As reported by the U.S. Bureau of Labor Statistics, initial unemployment insurance claims under all state programs for the week ending February 4 numbered 397,810, nearly 25,000 claims less than the prior week and about 43,000 claims less from the comparable in 2011. During the week ending January 28, the insured unemployment rate was 3.2 percent while the overall number of people claiming benefits was nearly 4.1 million, over 26,000 claimants higher than the previous week.
Over the year, the insured unemployment rate fell 0.5 percent and dipped over 500,000 claims. Individuals claiming benefits from any unemployment benefit program for the week ending January 21 was 7,662,205, an 8000 claim increase over the week.
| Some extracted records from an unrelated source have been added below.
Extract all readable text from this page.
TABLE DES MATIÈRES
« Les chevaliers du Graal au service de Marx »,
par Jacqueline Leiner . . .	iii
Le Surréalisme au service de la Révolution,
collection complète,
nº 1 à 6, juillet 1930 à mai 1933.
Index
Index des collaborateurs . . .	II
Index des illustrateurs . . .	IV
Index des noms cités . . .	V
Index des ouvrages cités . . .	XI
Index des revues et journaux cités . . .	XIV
Former federal civilian employees made about 1,700 initial unemployment benefits claims for the week ending January 28, a fall of nearly 500 from a week earlier. Initial claims by newly discharged vets rose to over 2,800, a 400 claim increase over the previous week. In total, there were just shy of 30,000 former federal civilian employees receiving unemployment benefits for the week ending January 21, a 1,150 decline over the week. Total claims for newly discharged veterans rose slightly to 42, 562 claims, up 66 from the previous week.
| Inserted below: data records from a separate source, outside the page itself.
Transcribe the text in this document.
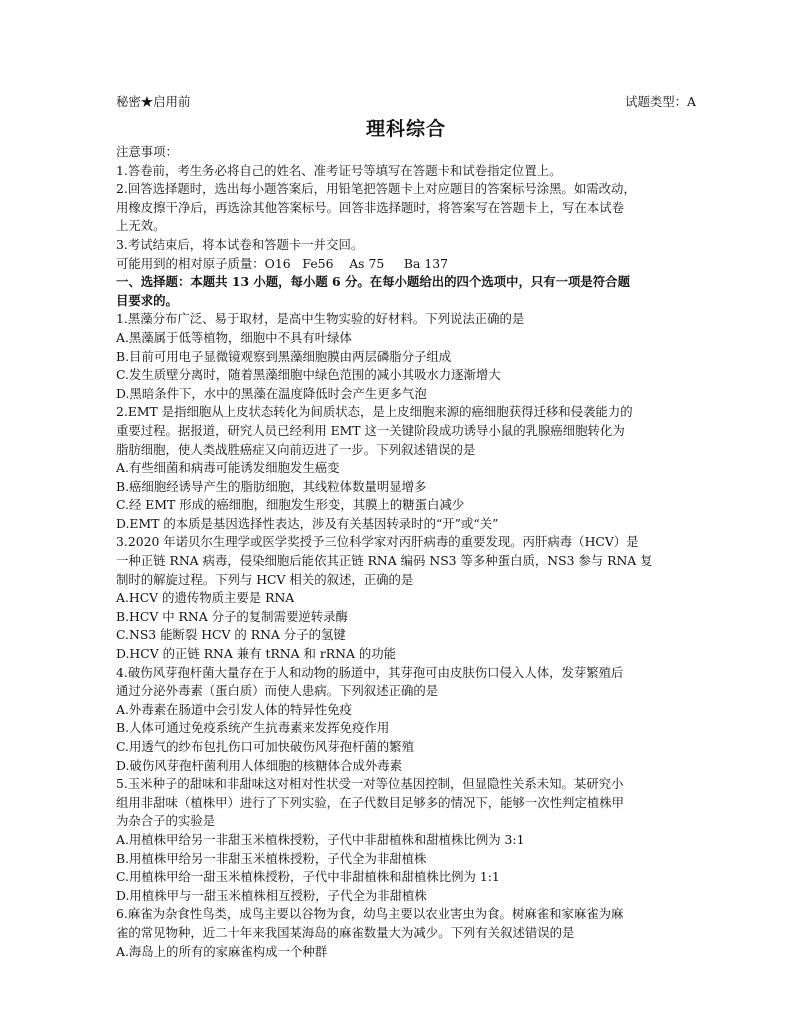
秘密★启用前	试题类型：A
理科综合
注意事项：
1.答卷前，考生务必将自己的姓名、准考证号等填写在答题卡和试卷指定位置上。
2.回答选择题时，选出每小题答案后，用铅笔把答题卡上对应题目的答案标号涂黑。如需改动，
用橡皮擦干净后，再选涂其他答案标号。回答非选择题时，将答案写在答题卡上，写在本试卷
上无效。
3.考试结束后，将本试卷和答题卡一并交回。
可能用到的相对原子质量：O16   Fe56    As 75     Ba 137
一、选择题：本题共 13 小题，每小题 6 分。在每小题给出的四个选项中，只有一项是符合题
目要求的。
1.黑藻分布广泛、易于取材，是高中生物实验的好材料。下列说法正确的是
A.黑藻属于低等植物，细胞中不具有叶绿体
B.目前可用电子显微镜观察到黑藻细胞膜由两层磷脂分子组成
C.发生质壁分离时，随着黑藻细胞中绿色范围的减小其吸水力逐渐增大
D.黑暗条件下，水中的黑藻在温度降低时会产生更多气泡
2.EMT 是指细胞从上皮状态转化为间质状态，是上皮细胞来源的癌细胞获得迁移和侵袭能力的
重要过程。据报道，研究人员已经利用 EMT 这一关键阶段成功诱导小鼠的乳腺癌细胞转化为
脂肪细胞，使人类战胜癌症又向前迈进了一步。下列叙述错误的是
A.有些细菌和病毒可能诱发细胞发生癌变
B.癌细胞经诱导产生的脂肪细胞，其线粒体数量明显增多
C.经 EMT 形成的癌细胞，细胞发生形变，其膜上的糖蛋白减少
D.EMT 的本质是基因选择性表达，涉及有关基因转录时的“开”或“关”
3.2020 年诺贝尔生理学或医学奖授予三位科学家对丙肝病毒的重要发现。丙肝病毒（HCV）是
一种正链 RNA 病毒，侵染细胞后能依其正链 RNA 编码 NS3 等多种蛋白质，NS3 参与 RNA 复
制时的解旋过程。下列与 HCV 相关的叙述，正确的是
A.HCV 的遗传物质主要是 RNA
B.HCV 中 RNA 分子的复制需要逆转录酶
C.NS3 能断裂 HCV 的 RNA 分子的氢键
D.HCV 的正链 RNA 兼有 tRNA 和 rRNA 的功能
4.破伤风芽孢杆菌大量存在于人和动物的肠道中，其芽孢可由皮肤伤口侵入人体，发芽繁殖后
通过分泌外毒素（蛋白质）而使人患病。下列叙述正确的是
A.外毒素在肠道中会引发人体的特异性免疫
B.人体可通过免疫系统产生抗毒素来发挥免疫作用
C.用透气的纱布包扎伤口可加快破伤风芽孢杆菌的繁殖
D.破伤风芽孢杆菌利用人体细胞的核糖体合成外毒素
5.玉米种子的甜味和非甜味这对相对性状受一对等位基因控制，但显隐性关系未知。某研究小
组用非甜味（植株甲）进行了下列实验，在子代数目足够多的情况下，能够一次性判定植株甲
为杂合子的实验是
A.用植株甲给另一非甜玉米植株授粉，子代中非甜植株和甜植株比例为 3:1
B.用植株甲给另一非甜玉米植株授粉，子代全为非甜植株
C.用植株甲给一甜玉米植株授粉，子代中非甜植株和甜植株比例为 1:1
D.用植株甲与一甜玉米植株相互授粉，子代全为非甜植株
6.麻雀为杂食性鸟类，成鸟主要以谷物为食，幼鸟主要以农业害虫为食。树麻雀和家麻雀为麻
雀的常见物种，近二十年来我国某海岛的麻雀数量大为减少。下列有关叙述错误的是
A.海岛上的所有的家麻雀构成一个种群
Nationwide, nearly 3 million people claimed Emergency Unemployment Compensation during the week ending January 21, down nearly 22,000 over the week and over 750,000 claims less than the same period in 2011. The states with the highest rates of unemployment for the week ending January 21 include: Alaska (7 percent), Oregon (4.9 percent), Wisconsin (4.8 percent), Montana (4.7 percent), and Idaho (4.6 percent). The states reporting the greatest increase in initial claims for the week ending January 28 included: California (+4,571 claims), Washington (+2,795 claims), Florida (+2,293 claims), Texas (+1,485 claims), and Oregon (+1,420 claims).